The “relocation center” was 740 acres, surrounded by barbed wire fences and nine guard towers. There were 650 buildings and close to 450 barracks. During the 1,187 days the camp was operational, more than 14,000 prisoners passed through.
At the camp’s peak, 10,767 people were confined there.
“Being onsite transformed the theoretical into the practical,” Mosbly said. “The blood, sweat, earth of it all — it seems so abstract in theory — but once you’re on site, it’s a tactile/sensory experience. You experience the four walls, the limited outdoor space and guard posts. You learn children were born there.”
“We always try to pass a moral equivalency in situations like this…‘Well, at least it wasn’t a concentration camp. But I think it should be called that — it was still a prison. You realize how profoundly these people were stripped of everything, including their dignity.”
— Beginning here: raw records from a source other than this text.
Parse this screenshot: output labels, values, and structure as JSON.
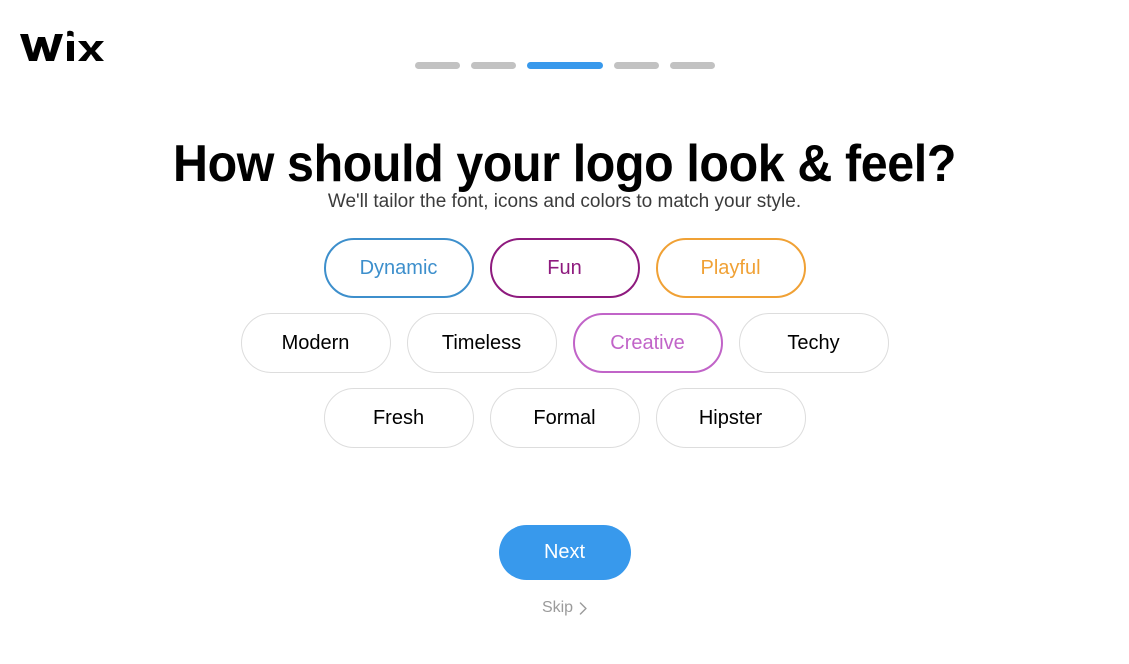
{
  "brand": {
    "logo_text": "WiX",
    "logo_icon": "wix-logo"
  },
  "progress": {
    "total_steps": 5,
    "current_step": 3,
    "active_color": "#3899ec",
    "inactive_color": "#c2c2c2",
    "steps": [
      {
        "index": 1,
        "active": false
      },
      {
        "index": 2,
        "active": false
      },
      {
        "index": 3,
        "active": true
      },
      {
        "index": 4,
        "active": false
      },
      {
        "index": 5,
        "active": false
      }
    ]
  },
  "header": {
    "title": "How should your logo look & feel?",
    "subtitle": "We'll tailor the font, icons and colors to match your style."
  },
  "chips": {
    "rows": [
      [
        {
          "label": "Dynamic",
          "selected": true,
          "color": "#3d8fcc"
        },
        {
          "label": "Fun",
          "selected": true,
          "color": "#8e1a7e"
        },
        {
          "label": "Playful",
          "selected": true,
          "color": "#f0a135"
        }
      ],
      [
        {
          "label": "Modern",
          "selected": false,
          "color": "#000000"
        },
        {
          "label": "Timeless",
          "selected": false,
          "color": "#000000"
        },
        {
          "label": "Creative",
          "selected": true,
          "color": "#c164c8"
        },
        {
          "label": "Techy",
          "selected": false,
          "color": "#000000"
        }
      ],
      [
        {
          "label": "Fresh",
          "selected": false,
          "color": "#000000"
        },
        {
          "label": "Formal",
          "selected": false,
          "color": "#000000"
        },
        {
          "label": "Hipster",
          "selected": false,
          "color": "#000000"
        }
      ]
    ]
  },
  "footer": {
    "next_label": "Next",
    "skip_label": "Skip",
    "skip_icon": "chevron-right-icon",
    "next_color": "#3899ec"
  }
}
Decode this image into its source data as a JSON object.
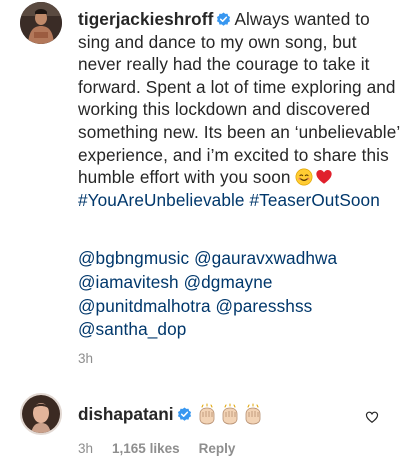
{
  "post": {
    "username": "tigerjackieshroff",
    "caption_text": "Always wanted to sing and dance to my own song, but never really had the courage to take it forward. Spent a lot of time exploring and working this lockdown and discovered something new. Its been an ‘unbelievable’ experience, and i’m excited to share this humble effort with you soon",
    "hashtags": [
      "#YouAreUnbelievable",
      "#TeaserOutSoon"
    ],
    "mentions": [
      "@bgbngmusic",
      "@gauravxwadhwa",
      "@iamavitesh",
      "@dgmayne",
      "@punitdmalhotra",
      "@paresshss",
      "@santha_dop"
    ],
    "time": "3h",
    "emojis": [
      "smiling-face-emoji",
      "red-heart-emoji"
    ]
  },
  "comment": {
    "username": "dishapatani",
    "emojis": [
      "clapping-hands-emoji",
      "clapping-hands-emoji",
      "clapping-hands-emoji"
    ],
    "time": "3h",
    "likes": "1,165 likes",
    "reply": "Reply"
  },
  "colors": {
    "text": "#262626",
    "link": "#00376b",
    "meta": "#8e8e8e",
    "verified": "#3897f0"
  }
}
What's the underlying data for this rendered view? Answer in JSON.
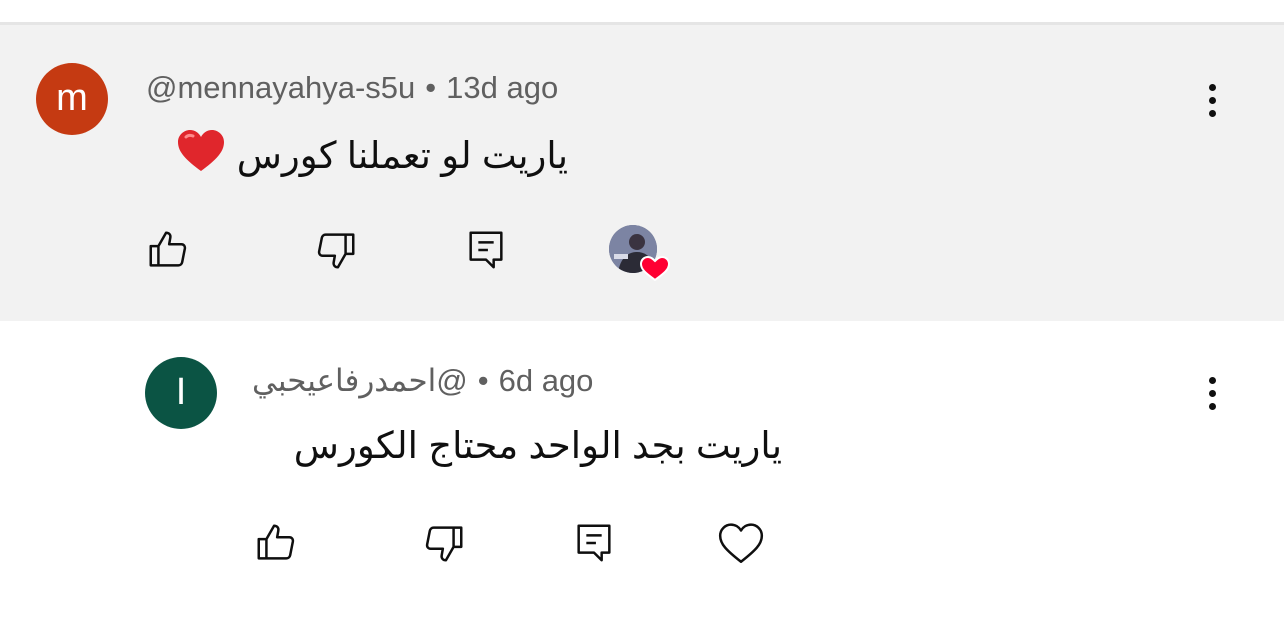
{
  "comments": [
    {
      "avatar_letter": "m",
      "avatar_color": "#c53a12",
      "handle": "@mennayahya-s5u",
      "separator": "•",
      "time": "13d ago",
      "text": "ياريت لو تعملنا كورس",
      "has_heart_emoji": true,
      "highlighted": true,
      "actions": [
        "like-icon",
        "dislike-icon",
        "reply-icon",
        "creator-heart-icon"
      ]
    },
    {
      "avatar_letter": "I",
      "avatar_color": "#0b5444",
      "handle": "@احمدرفاعيحبي",
      "separator": "•",
      "time": "6d ago",
      "text": "ياريت بجد الواحد محتاج الكورس",
      "has_heart_emoji": false,
      "highlighted": false,
      "actions": [
        "like-icon",
        "dislike-icon",
        "reply-icon",
        "heart-outline-icon"
      ]
    }
  ],
  "colors": {
    "highlight_bg": "#f2f2f2",
    "meta_text": "#606060",
    "heart_red": "#ff0033"
  }
}
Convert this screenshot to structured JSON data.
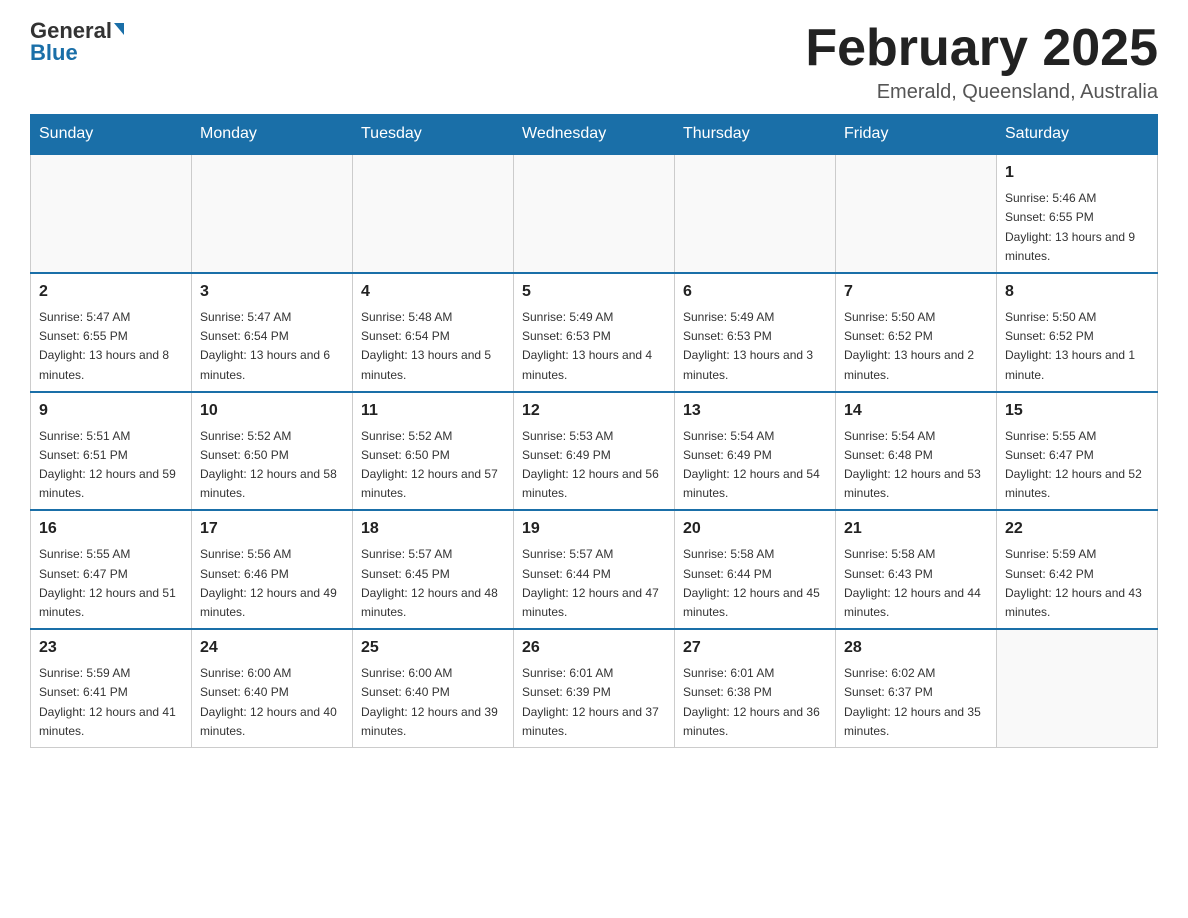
{
  "logo": {
    "general": "General",
    "blue": "Blue"
  },
  "header": {
    "title": "February 2025",
    "location": "Emerald, Queensland, Australia"
  },
  "weekdays": [
    "Sunday",
    "Monday",
    "Tuesday",
    "Wednesday",
    "Thursday",
    "Friday",
    "Saturday"
  ],
  "weeks": [
    [
      {
        "day": "",
        "info": ""
      },
      {
        "day": "",
        "info": ""
      },
      {
        "day": "",
        "info": ""
      },
      {
        "day": "",
        "info": ""
      },
      {
        "day": "",
        "info": ""
      },
      {
        "day": "",
        "info": ""
      },
      {
        "day": "1",
        "info": "Sunrise: 5:46 AM\nSunset: 6:55 PM\nDaylight: 13 hours and 9 minutes."
      }
    ],
    [
      {
        "day": "2",
        "info": "Sunrise: 5:47 AM\nSunset: 6:55 PM\nDaylight: 13 hours and 8 minutes."
      },
      {
        "day": "3",
        "info": "Sunrise: 5:47 AM\nSunset: 6:54 PM\nDaylight: 13 hours and 6 minutes."
      },
      {
        "day": "4",
        "info": "Sunrise: 5:48 AM\nSunset: 6:54 PM\nDaylight: 13 hours and 5 minutes."
      },
      {
        "day": "5",
        "info": "Sunrise: 5:49 AM\nSunset: 6:53 PM\nDaylight: 13 hours and 4 minutes."
      },
      {
        "day": "6",
        "info": "Sunrise: 5:49 AM\nSunset: 6:53 PM\nDaylight: 13 hours and 3 minutes."
      },
      {
        "day": "7",
        "info": "Sunrise: 5:50 AM\nSunset: 6:52 PM\nDaylight: 13 hours and 2 minutes."
      },
      {
        "day": "8",
        "info": "Sunrise: 5:50 AM\nSunset: 6:52 PM\nDaylight: 13 hours and 1 minute."
      }
    ],
    [
      {
        "day": "9",
        "info": "Sunrise: 5:51 AM\nSunset: 6:51 PM\nDaylight: 12 hours and 59 minutes."
      },
      {
        "day": "10",
        "info": "Sunrise: 5:52 AM\nSunset: 6:50 PM\nDaylight: 12 hours and 58 minutes."
      },
      {
        "day": "11",
        "info": "Sunrise: 5:52 AM\nSunset: 6:50 PM\nDaylight: 12 hours and 57 minutes."
      },
      {
        "day": "12",
        "info": "Sunrise: 5:53 AM\nSunset: 6:49 PM\nDaylight: 12 hours and 56 minutes."
      },
      {
        "day": "13",
        "info": "Sunrise: 5:54 AM\nSunset: 6:49 PM\nDaylight: 12 hours and 54 minutes."
      },
      {
        "day": "14",
        "info": "Sunrise: 5:54 AM\nSunset: 6:48 PM\nDaylight: 12 hours and 53 minutes."
      },
      {
        "day": "15",
        "info": "Sunrise: 5:55 AM\nSunset: 6:47 PM\nDaylight: 12 hours and 52 minutes."
      }
    ],
    [
      {
        "day": "16",
        "info": "Sunrise: 5:55 AM\nSunset: 6:47 PM\nDaylight: 12 hours and 51 minutes."
      },
      {
        "day": "17",
        "info": "Sunrise: 5:56 AM\nSunset: 6:46 PM\nDaylight: 12 hours and 49 minutes."
      },
      {
        "day": "18",
        "info": "Sunrise: 5:57 AM\nSunset: 6:45 PM\nDaylight: 12 hours and 48 minutes."
      },
      {
        "day": "19",
        "info": "Sunrise: 5:57 AM\nSunset: 6:44 PM\nDaylight: 12 hours and 47 minutes."
      },
      {
        "day": "20",
        "info": "Sunrise: 5:58 AM\nSunset: 6:44 PM\nDaylight: 12 hours and 45 minutes."
      },
      {
        "day": "21",
        "info": "Sunrise: 5:58 AM\nSunset: 6:43 PM\nDaylight: 12 hours and 44 minutes."
      },
      {
        "day": "22",
        "info": "Sunrise: 5:59 AM\nSunset: 6:42 PM\nDaylight: 12 hours and 43 minutes."
      }
    ],
    [
      {
        "day": "23",
        "info": "Sunrise: 5:59 AM\nSunset: 6:41 PM\nDaylight: 12 hours and 41 minutes."
      },
      {
        "day": "24",
        "info": "Sunrise: 6:00 AM\nSunset: 6:40 PM\nDaylight: 12 hours and 40 minutes."
      },
      {
        "day": "25",
        "info": "Sunrise: 6:00 AM\nSunset: 6:40 PM\nDaylight: 12 hours and 39 minutes."
      },
      {
        "day": "26",
        "info": "Sunrise: 6:01 AM\nSunset: 6:39 PM\nDaylight: 12 hours and 37 minutes."
      },
      {
        "day": "27",
        "info": "Sunrise: 6:01 AM\nSunset: 6:38 PM\nDaylight: 12 hours and 36 minutes."
      },
      {
        "day": "28",
        "info": "Sunrise: 6:02 AM\nSunset: 6:37 PM\nDaylight: 12 hours and 35 minutes."
      },
      {
        "day": "",
        "info": ""
      }
    ]
  ]
}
He recalls the volunteer guides at the camp telling his group, “If you remove the gas chamber, Heart Mountain is the same as a Nazi concentration camp.”
Holistic leadership
Mosbly earned his undergraduate degree from Ohio State in International Studies in 2013, served as a commissioned officer for five years in the United States Army and is currently serving as an Army Reservist Team Leader for the 412th Civil Affairs Battalion (CA) (Airborne).
He has a unique blend of corporate and military experience, and after graduation, would like to serve as a consultant to help companies and organizations become more sustainable.
“The nexus between business and environmentalism is sustainability – having both degrees sets me up for how to think about those problems in an integrated and inclusive way,” he said.
Mosbly’s FASPE experience was more than a look back at pivotal moments in history, it was an opportunity to shape his leadership perspective and prepared him to view his decision-making more holistically.
“I want to test myself,” he said. “If there’s an unethical decision that needs to be made, I want to be in the room. I don’t want to be in the ‘easy’ room – in the ‘easy’ room, you’re in a nice space but you’re not moving society forward. I’d rather be in the thick of the fight, trying to push forth more ethical, moral stances and outcomes than not be involved at all.”
He knows navigating a career and the ethical decisions employees and C-suite leaders face involves a trade-off. Take, for example, ethics in energy: how do you weigh the pros and cons if you’re an oil executive? If you know the harm oil is causing the environment how do you balance that with shareholder value?
“FASPE exposes how we (as a society) don’t do enough to acknowledge that you don’t have to be the CEO to have an ethical stance or a line in the sand,” Mosbly said. “You can really get caught up in your own self-interest and personal gain, where you don’t do anything wrong, but you can perpetuate a wrong.”
Ethics council
Since going through the FASPE program, Mosbly said he is always checking in with himself, and he is more cognizant of his actions and the decisions he’s making.
“It’s critical to be conscious of what you’re doing,” he said. “I’m aware of my intentions, the processes I’m implementing and the systems I’m a willing participant in.”
He believes acknowledging these things will give him the ability to recognize when they may have gone too far.
One surprise from his FASPE experience?
“Thanks to FASPE, I developed relationships with folks who I believe have really strong ethics,” he said. “I have an entirely new tool in my leadership tool kit. I can call up these folks and talk about my dilemmas and struggles — they are my very own ethics council.”